Passivism is rarely the right answer to disaster. Waiting it out may be a satisfying form of schaedenfreude, and god knows Farmers love that, but survivalists just want to shoot people and get away with it, or lord over the blacked out countryside, pretending their property rights matter to the mob of officially authorized and deputized locals coming to take it for the Public Good. That's what happens in the real world, such as Albania did recently. When govt collapsed, they raided the local National Guard armories, and every male had a military weapon and magazines of ammo strapped to him within hours. Not legal hunting rifles, but full auto military weapons. Force multipliers. Any legally bound survivalist prepper would be fully outgunned, and the instant militias formed to seized horded food, generators, etc under direct police and mayoral authorization so it was legal theft. Shooting at them as they busted the door down just got you killed, not thanked. This is Not the fantasy that survivalists build up. Rights go out the window in a disaster. So does the very concept of Justice.

I try to teach them these realities and explain that poor social skills cost a lifetime, and that real survivalism requires community interaction, making your neighbors stronger without them necessarily noticing, paying extra for localized everything, and making contacts so folks in power during the collapse don't consider you a tasty meal, hopefully metaphorically. It means doing social things and endlessly paying for and supporting local charities. That is a lot of time and money, trying to buy your way into a community that you will STILL be sacrificed from first because you weren't born there. This happens over and over in the real world, in historical disasters the new folks, even generations back, get sacrificed first. Ergo, moving to a new town and trying to fit in probably won't work. I'm sorry, it just won't. And the social mistakes that drove you out of your own home town? Those linger behind you, and stay with you, coloring your perceptions of interactions, likely poisoning your future in the new place. In the end, there's no protection from your own failings but shallow relationships and permanent mobility. Telling yourself that you won't be sacrificed is nuts.

This is why I favor Mobility as the strategy, not dying in place. Don't be a DIP. This is a point of respected difference between my Bunker friend and I. He's building tougher and tougher bunkers, I'm going lighter and staying agile, mobile. There's a reason there were so many mobile tribes in the Plains and West when the settlers arrived. Yes, you can dig wells, and build houses. Those wells go dry. The houses blow away in tornadoes. How much futility do you want? Big piles of stuff is just a big honkin target for local looters with badges and a warrant. Be mobile, pay the travel bribes when you must, leave the bad places behind. We're dying out either way, willfully self destructive with our arrogant compassion, our false humility. This is no substitute for realism and courage.

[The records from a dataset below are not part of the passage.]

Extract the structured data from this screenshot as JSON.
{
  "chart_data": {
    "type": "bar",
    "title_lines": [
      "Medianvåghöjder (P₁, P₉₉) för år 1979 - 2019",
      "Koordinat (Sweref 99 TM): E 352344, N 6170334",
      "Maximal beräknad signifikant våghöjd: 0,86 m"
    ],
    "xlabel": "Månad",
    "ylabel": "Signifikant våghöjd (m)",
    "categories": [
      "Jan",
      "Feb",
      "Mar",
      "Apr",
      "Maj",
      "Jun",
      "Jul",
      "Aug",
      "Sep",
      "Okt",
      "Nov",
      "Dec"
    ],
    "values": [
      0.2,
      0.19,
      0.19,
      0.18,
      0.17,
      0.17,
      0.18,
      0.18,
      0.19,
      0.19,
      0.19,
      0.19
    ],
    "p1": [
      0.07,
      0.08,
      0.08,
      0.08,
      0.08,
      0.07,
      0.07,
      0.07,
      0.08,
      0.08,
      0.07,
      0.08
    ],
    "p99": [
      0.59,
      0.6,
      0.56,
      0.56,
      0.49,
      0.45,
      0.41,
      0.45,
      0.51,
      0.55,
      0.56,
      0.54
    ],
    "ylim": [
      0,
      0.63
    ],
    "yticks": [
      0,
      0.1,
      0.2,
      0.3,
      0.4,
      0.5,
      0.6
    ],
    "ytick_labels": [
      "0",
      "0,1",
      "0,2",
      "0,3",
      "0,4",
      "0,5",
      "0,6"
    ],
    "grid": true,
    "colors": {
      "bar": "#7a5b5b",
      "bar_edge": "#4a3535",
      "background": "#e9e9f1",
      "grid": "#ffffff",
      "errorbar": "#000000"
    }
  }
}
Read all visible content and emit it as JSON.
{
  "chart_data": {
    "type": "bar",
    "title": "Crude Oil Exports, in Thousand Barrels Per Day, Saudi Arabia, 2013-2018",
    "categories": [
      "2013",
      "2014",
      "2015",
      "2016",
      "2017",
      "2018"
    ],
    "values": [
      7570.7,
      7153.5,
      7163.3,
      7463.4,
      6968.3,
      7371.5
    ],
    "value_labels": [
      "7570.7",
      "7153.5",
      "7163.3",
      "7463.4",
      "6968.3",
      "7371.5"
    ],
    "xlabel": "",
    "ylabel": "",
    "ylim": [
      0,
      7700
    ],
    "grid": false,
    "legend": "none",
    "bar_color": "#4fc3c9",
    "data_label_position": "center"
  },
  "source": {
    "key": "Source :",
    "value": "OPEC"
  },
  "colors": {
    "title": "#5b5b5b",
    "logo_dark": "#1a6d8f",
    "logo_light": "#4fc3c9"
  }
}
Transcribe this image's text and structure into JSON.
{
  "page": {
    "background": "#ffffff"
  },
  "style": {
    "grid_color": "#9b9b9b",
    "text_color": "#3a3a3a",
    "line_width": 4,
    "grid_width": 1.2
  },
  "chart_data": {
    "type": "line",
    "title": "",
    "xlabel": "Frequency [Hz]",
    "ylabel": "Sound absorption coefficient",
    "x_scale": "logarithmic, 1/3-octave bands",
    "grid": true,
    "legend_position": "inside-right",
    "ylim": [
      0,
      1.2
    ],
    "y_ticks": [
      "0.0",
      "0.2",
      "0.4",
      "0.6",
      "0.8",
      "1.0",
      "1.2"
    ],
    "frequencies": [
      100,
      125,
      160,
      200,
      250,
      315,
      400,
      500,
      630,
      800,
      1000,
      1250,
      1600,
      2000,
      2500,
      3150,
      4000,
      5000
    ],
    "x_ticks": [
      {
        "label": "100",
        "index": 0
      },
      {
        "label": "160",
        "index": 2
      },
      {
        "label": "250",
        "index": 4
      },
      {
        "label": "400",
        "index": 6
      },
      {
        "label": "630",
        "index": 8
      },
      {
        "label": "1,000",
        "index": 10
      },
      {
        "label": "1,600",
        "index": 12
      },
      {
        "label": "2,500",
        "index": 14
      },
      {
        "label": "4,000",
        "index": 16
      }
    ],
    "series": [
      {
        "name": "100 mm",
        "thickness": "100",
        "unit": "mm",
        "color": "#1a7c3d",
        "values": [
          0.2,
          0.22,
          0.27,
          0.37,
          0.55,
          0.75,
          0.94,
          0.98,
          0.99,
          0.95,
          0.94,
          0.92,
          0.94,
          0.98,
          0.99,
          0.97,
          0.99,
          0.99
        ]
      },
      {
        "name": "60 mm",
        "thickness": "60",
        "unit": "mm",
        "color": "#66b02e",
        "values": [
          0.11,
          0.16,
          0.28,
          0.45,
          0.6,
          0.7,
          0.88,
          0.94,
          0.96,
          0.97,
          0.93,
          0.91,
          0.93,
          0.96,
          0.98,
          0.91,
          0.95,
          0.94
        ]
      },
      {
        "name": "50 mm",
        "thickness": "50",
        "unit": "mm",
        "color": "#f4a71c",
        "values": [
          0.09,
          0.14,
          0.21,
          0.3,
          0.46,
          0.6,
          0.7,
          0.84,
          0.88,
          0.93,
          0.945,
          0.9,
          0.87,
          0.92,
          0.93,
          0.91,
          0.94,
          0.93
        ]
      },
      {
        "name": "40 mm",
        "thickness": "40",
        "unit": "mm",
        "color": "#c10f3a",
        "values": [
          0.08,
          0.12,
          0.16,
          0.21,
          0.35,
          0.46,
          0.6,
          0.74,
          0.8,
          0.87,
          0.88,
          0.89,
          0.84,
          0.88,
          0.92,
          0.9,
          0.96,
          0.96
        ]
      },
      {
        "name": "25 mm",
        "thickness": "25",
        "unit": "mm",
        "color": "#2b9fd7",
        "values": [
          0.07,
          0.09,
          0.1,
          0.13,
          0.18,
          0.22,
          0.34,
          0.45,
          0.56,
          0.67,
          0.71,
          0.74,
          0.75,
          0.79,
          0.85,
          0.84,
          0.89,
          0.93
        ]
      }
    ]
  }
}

The other point of reality to make to Survivalists is Bad Luck is always a factor, and it can't be controlled. You can reduce it, but sometimes you're just screwed. Insisting you have eliminated bad luck from the equation is madness, pure self delusion. I can often spot your security flaws as I'm walking up, and I'm not a professional burglar, just observant. Your bunker is not SAFE, any more than a trailer is bulletproof or unable to get a flat tire or jackknife in an accident. Stuff happens. You gotta roll with the punches.

The point is that you can't plan for disasters so much as survive them when they happen and reduce your dependence on fixed positions or bad mindsets. No amount of money spent will cure a bad plan. Since 1970, we're all unintentional survivalists or pending suicides. I've interacted with both kinds of people. Time will tell which is which.